Instrumentation.redefineModule -- extraPackages argument?

Peter Levart peter.levart at gmail.com
Mon Mar 13 11:43:07 UTC 2017



On 03/11/2017 12:13 PM, Alan Bateman wrote:
> On 11/03/2017 10:50, Jochen Theodorou wrote:
>
>> On 11.03.2017 10:51, Alan Bateman wrote:
>>> On 10/03/2017 16:12, Michael Rasmussen wrote:
>>>
>>>> :
>>>>
>>>> It might not be the most common scenario, but creating new packages
>>>> during
>>>> development is definitely not uncommon, and from my experience with
>>>> JRebel
>>>> and our customers, I can also say that we do see these kind of 
>>>> changes.
>>>> So, if the JVM can automatically do it for unnamed modules, why is
>>>> this not
>>>> a supported redefinition for (named) modules?
>>>>
>>> If a module is in development or is being significantly refactored to
>>> add/move code to non-exported packages then it really needs to be
>>> re-loaded (in this design then this means re-instantiating a new module
>>> layer, not specific modules).
>>
>> reloading means the classes will be loaded into a new classloader? 
>> Don´t you think that is overkill for just adding a class in a not yet 
>> existing package - something that was very easy before? I guess you 
>> could always load the new class in the new package into dynamically 
>> created layer. But frankly, that is a new class loader, that requires 
>> you setting relations between layers and all that. 
> It doesn't having to be a new/different class loader, there is no 
> issue creating layers of modules where the modules are defined to the 
> same class loader as modules in other layers.

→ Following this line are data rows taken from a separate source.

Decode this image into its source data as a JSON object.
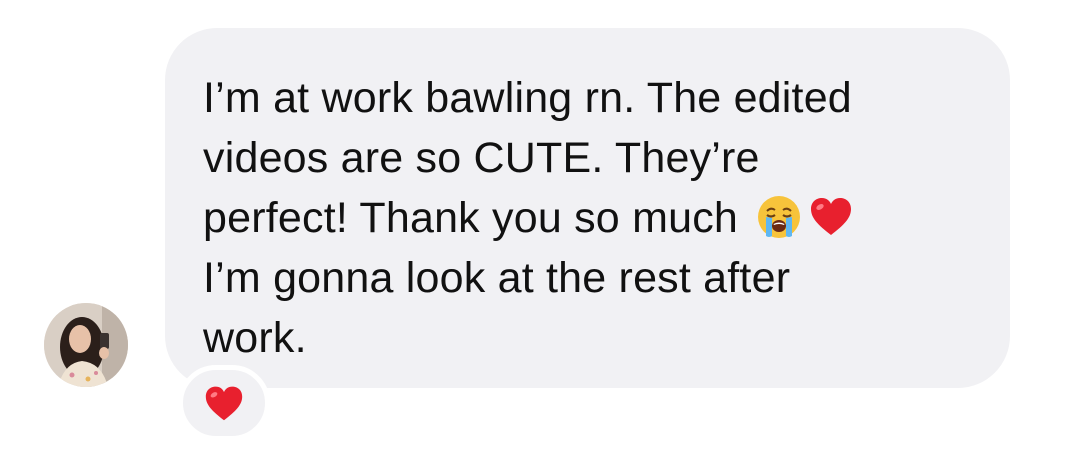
{
  "message": {
    "lines": [
      "I’m at work bawling rn. The edited",
      "videos are so CUTE. They’re",
      "perfect! Thank you so much",
      "I’m gonna look at the rest after",
      "work."
    ],
    "inline_emojis": [
      "loudly-crying-face",
      "red-heart"
    ]
  },
  "reaction": {
    "emoji": "red-heart"
  },
  "colors": {
    "bubble": "#f1f1f4",
    "text": "#111111",
    "heart": "#e8202e",
    "background": "#ffffff"
  }
}
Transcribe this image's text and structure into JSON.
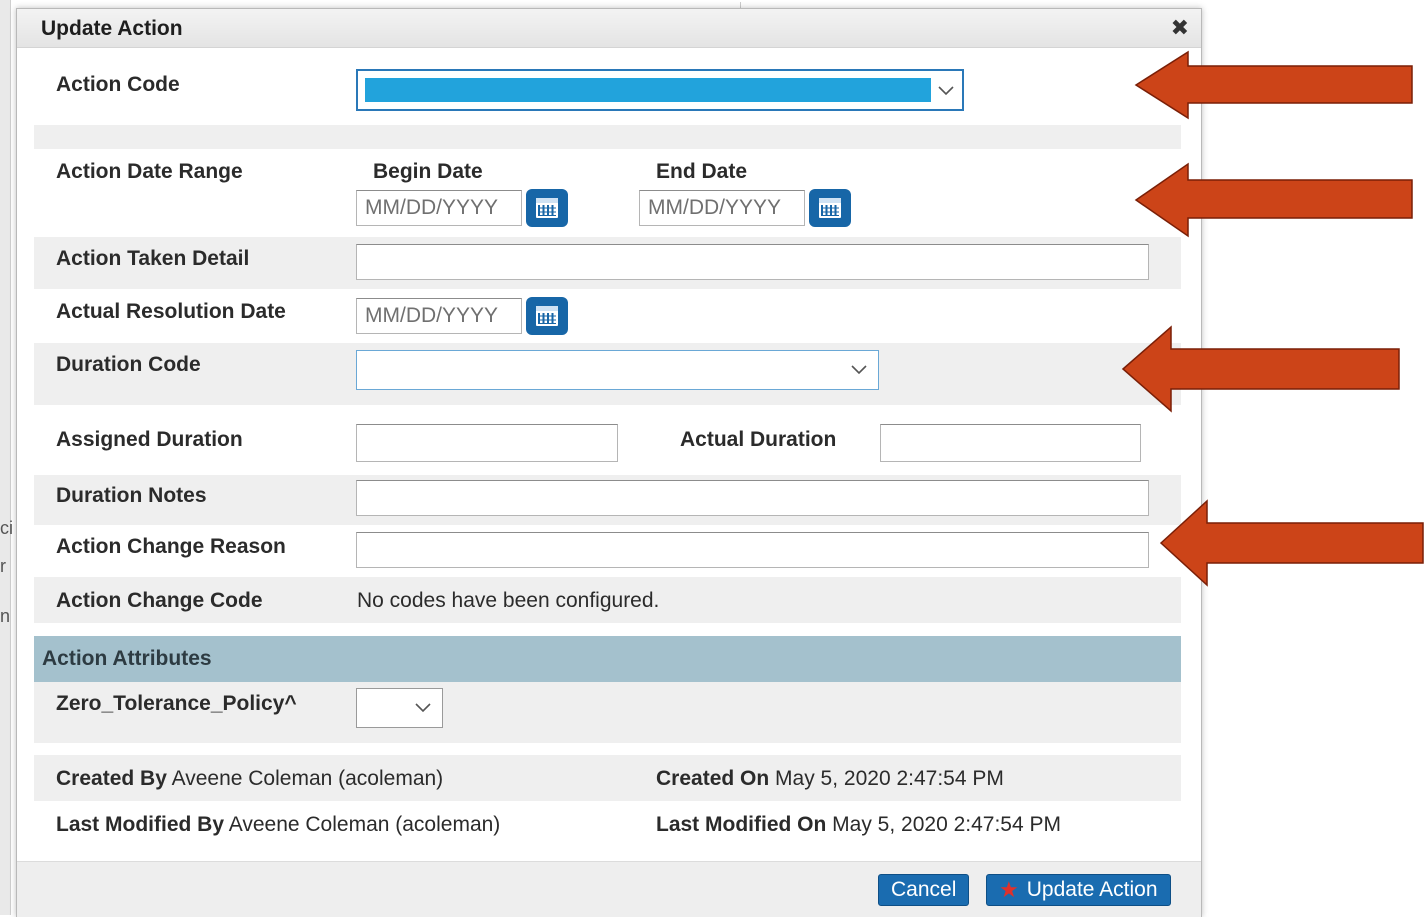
{
  "dialog": {
    "title": "Update Action",
    "close_glyph": "✖"
  },
  "fields": {
    "action_code": {
      "label": "Action Code"
    },
    "date_range": {
      "label": "Action Date Range",
      "begin_label": "Begin Date",
      "end_label": "End Date",
      "begin_placeholder": "MM/DD/YYYY",
      "end_placeholder": "MM/DD/YYYY"
    },
    "taken_detail": {
      "label": "Action Taken Detail"
    },
    "resolution_date": {
      "label": "Actual Resolution Date",
      "placeholder": "MM/DD/YYYY"
    },
    "duration_code": {
      "label": "Duration Code"
    },
    "assigned_duration": {
      "label": "Assigned Duration"
    },
    "actual_duration": {
      "label": "Actual Duration"
    },
    "duration_notes": {
      "label": "Duration Notes"
    },
    "change_reason": {
      "label": "Action Change Reason"
    },
    "change_code": {
      "label": "Action Change Code",
      "value": "No codes have been configured."
    }
  },
  "attributes": {
    "header": "Action Attributes",
    "zero_tolerance_label": "Zero_Tolerance_Policy^"
  },
  "meta": {
    "created_by_label": "Created By",
    "created_by_value": "Aveene Coleman (acoleman)",
    "created_on_label": "Created On",
    "created_on_value": "May 5, 2020 2:47:54 PM",
    "modified_by_label": "Last Modified By",
    "modified_by_value": "Aveene Coleman (acoleman)",
    "modified_on_label": "Last Modified On",
    "modified_on_value": "May 5, 2020 2:47:54 PM"
  },
  "buttons": {
    "cancel": "Cancel",
    "update": "Update Action"
  },
  "colors": {
    "accent_blue": "#1a6cb0",
    "selection_highlight": "#22a3dc",
    "section_header": "#a4c1cd",
    "annotation_arrow": "#cc4418"
  },
  "icons": [
    "close-icon",
    "calendar-icon",
    "chevron-down-icon",
    "star-icon",
    "arrow-left-icon"
  ]
}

...but then those Module(s) in the new Layer are reachable from 
Class(es) defined in them and those Class(es) are reachable from the 
common ClassLoader (ClassLoader.classes Vector). Until all classes 
defined by the ClassLoader (from various Layer(s)) become unreachable, 
none of the Layer(s) can be unloaded.

Am I right? Is package-private ClassLoader.addClass(Class) invoked by VM 
to record every loaded class or just every class loaded into unnamed module?

Regards, Peter

>
>> That will backfire. Does JDK9 even have no notion of removing a layer 
>> and garbage collection on it?
> If they are no references then a layer and the modules in the layer 
> will be GC'ed. There are several stress tests for this.